Недремлющий и могучий в ключице билборд, кряхтя, разворачивал косую сажень — от провисших в полете мостовых к быстроходным пешим и воспламенялся советами: «Расскажи все, что знаешь и думаешь, что знаешь. Открой рот там, где ты есть. Бросай слова не на ветер, а в телефон, подключенный к нашей компании. Говори, говори, говори!..»
— Допустим, — не останавливаясь, предполагала быстроногая Мара, — вопреки манифестам, я обожаю чужую тайну. Но зачем раскупоривать ее — сейчас, а не завтра? Или перекатить половину суток — и букет увянет? Так недостойное вечности — недостойно и моего внимания.
— А кто из нас поклянется, что возьмет дальнее фа в знаменитой фауст-октаве… точнее, покойно наблюдает себя — в завтрашнем дне? — едко вопрошал брат Сильвестр. — Рассматриваю намерение ускоренно выйти в завтра — предательством общего дела. Мы должны с шиком допровернуть наше сегодня!
— Дадите капитану аудиенцию — в пещере автомобиля, которым доставите его в пенат. Или в пароходство, на кручу морской дали… — предлагал темный охотник. — Вашу честь заслоняют адмиралы и корыстный земной возница, знаки дороги и воздушные клетки с тремя птицами света.
— В режиме желтых подмигиваний… Я путешествую с надежными спутниками: с дымом или с исповедальной нотой! — объявляла Мара. — Хотя порой меня преследуют лимонные бабочки. Приветы ночных светофоров. Кстати о ночи — в пещерном автомобиле… в яслях, в вертепе. О тщете покрыть остатком моего желтого — заботливое препровождение в капитанство и в почтальонство — сначала зевнувшего символы дороги и осевшего гонца, а после — еще и известий. Супер-пуперных — в его сне. И легкого пути нам не обещают.

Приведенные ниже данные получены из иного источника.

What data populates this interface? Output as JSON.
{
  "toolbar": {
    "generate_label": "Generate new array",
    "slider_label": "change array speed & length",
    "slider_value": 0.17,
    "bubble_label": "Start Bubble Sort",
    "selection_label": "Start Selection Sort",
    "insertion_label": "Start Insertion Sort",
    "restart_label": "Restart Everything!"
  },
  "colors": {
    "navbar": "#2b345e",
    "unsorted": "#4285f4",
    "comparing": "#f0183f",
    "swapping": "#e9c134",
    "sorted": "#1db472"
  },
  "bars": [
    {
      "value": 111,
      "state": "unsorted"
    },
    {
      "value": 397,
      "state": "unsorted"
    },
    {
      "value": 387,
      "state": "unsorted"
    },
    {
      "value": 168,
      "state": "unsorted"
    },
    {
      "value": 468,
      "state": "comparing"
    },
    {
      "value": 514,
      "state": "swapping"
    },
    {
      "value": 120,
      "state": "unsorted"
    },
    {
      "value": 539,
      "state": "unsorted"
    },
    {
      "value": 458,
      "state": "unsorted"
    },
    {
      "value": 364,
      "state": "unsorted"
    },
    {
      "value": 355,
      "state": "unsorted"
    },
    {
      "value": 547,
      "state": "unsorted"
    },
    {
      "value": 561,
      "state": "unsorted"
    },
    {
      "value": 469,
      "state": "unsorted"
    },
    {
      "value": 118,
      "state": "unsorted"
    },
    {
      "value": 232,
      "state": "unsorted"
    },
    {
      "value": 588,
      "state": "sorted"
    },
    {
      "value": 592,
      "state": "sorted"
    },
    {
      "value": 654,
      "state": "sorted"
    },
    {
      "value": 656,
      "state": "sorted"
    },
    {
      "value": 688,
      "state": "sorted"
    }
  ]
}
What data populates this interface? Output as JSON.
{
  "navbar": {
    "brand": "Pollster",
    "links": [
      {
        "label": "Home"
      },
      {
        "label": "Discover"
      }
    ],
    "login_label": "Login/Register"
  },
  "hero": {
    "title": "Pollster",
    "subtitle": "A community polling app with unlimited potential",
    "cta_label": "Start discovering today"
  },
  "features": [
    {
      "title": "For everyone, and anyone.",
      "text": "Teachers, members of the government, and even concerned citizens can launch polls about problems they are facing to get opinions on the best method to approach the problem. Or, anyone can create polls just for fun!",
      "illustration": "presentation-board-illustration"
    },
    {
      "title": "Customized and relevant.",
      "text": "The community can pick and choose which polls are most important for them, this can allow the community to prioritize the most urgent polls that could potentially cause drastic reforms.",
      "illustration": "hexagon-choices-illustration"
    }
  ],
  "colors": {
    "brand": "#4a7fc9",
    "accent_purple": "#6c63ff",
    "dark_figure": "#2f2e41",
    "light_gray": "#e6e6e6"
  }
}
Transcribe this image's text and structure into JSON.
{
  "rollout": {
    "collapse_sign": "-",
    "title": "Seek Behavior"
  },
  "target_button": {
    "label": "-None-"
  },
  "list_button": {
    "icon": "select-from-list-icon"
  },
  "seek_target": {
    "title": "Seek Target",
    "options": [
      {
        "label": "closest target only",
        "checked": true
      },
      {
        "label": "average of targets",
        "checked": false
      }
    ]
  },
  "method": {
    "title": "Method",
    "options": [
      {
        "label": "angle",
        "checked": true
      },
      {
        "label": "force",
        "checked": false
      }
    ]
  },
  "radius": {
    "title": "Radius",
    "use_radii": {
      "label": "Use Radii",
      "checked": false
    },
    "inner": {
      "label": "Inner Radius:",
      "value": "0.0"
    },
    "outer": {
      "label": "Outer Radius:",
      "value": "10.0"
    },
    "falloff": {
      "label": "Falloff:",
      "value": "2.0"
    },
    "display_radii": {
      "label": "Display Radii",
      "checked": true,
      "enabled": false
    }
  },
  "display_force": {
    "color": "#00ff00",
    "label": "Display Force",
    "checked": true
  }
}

Ночевать под разверстым небом, поститься, бороться с тягами — воздушных потоков, к прекрасному, порочных открытий, отгонять не наши донесения…
Далеко впереди как будто мелькал или бледнел и мнился пустынник, ненадежный в желтой панаме или в напяленной луне, и, не представлен газонокосилке, пускал пред собой деревенщину-косу и размеренно снимал с левого края — зеленую гамму и прикормленных: шалфейные и лавандовые, и менял цветовое решение, подпуская — прокосы недообитаемого седого и мерзловатый мышиный.
— А вдруг все же наметем часть пути — в вашем красноречивом ридикюле? — непринужденно спрашивал темный охотник. — Вложим в мятущее всю душу… Или вернее пошелушим фортуну в недрах капитана?
— Даже то, что мне снится, очень может лишить покоя — многих! — заявлял спящий брат Сильвестр. — Как вы знаете, все существующие известия уже произнесены, и величие вариации — в языке, которым оденется. Конечно, тот аскет морковноговорящий мог выразить мое послание — овощными, чей век, слава ему, длиннее вашей кичливой спешки. Вечно плодящимися оливами, и лозами пышноусыми, и винной ягодой… лучше — арбузной, арт-объектом сильных пространств. Но в вас, пожалуй, больше огня. Вы должны гордиться, что я остановил выбор на вас!
— Вот он, жданный час, раздевающий истину! Царь горы! — сумрачно изрекала быстроногая Мара и приветствовала других своих спутников, столь же верных, но по строгости не озвончают своих имен: Справедливость, не рекомендующую Маре восславить — Конец Пути, эту выпаханную замыслом пустошь, и почтить счисление заповедных серединных участков, а также — Скептицизм, советующий не тешиться — ни подкатами и фиктивными промежутками, ни справедливостью, а также — Наваждение дороги, что обхаживает идущего и готова исполняться и распылять заряд реальности. — Холод ушел, саранча ушла, шагомер ушел… — бормотала Мара. — А дальнейшую расстановку сил размечаем — мироедками-гарпиями, что слетелись на сытный стол дороги. Кстати: утверждение о некапитанстве взыскующего из белого мундира — неполно и некорректно, а представление его разносчиком, неважно чего, вы из скуки отвергли… — и грозно возглашала: — Так узнаем суровое: крикливая мужская фигура капитан на деле — прокурор! И будет сердит на руку, гуляющую по чистым прокурорским карманам… как и на выпущенную — в мой колчан.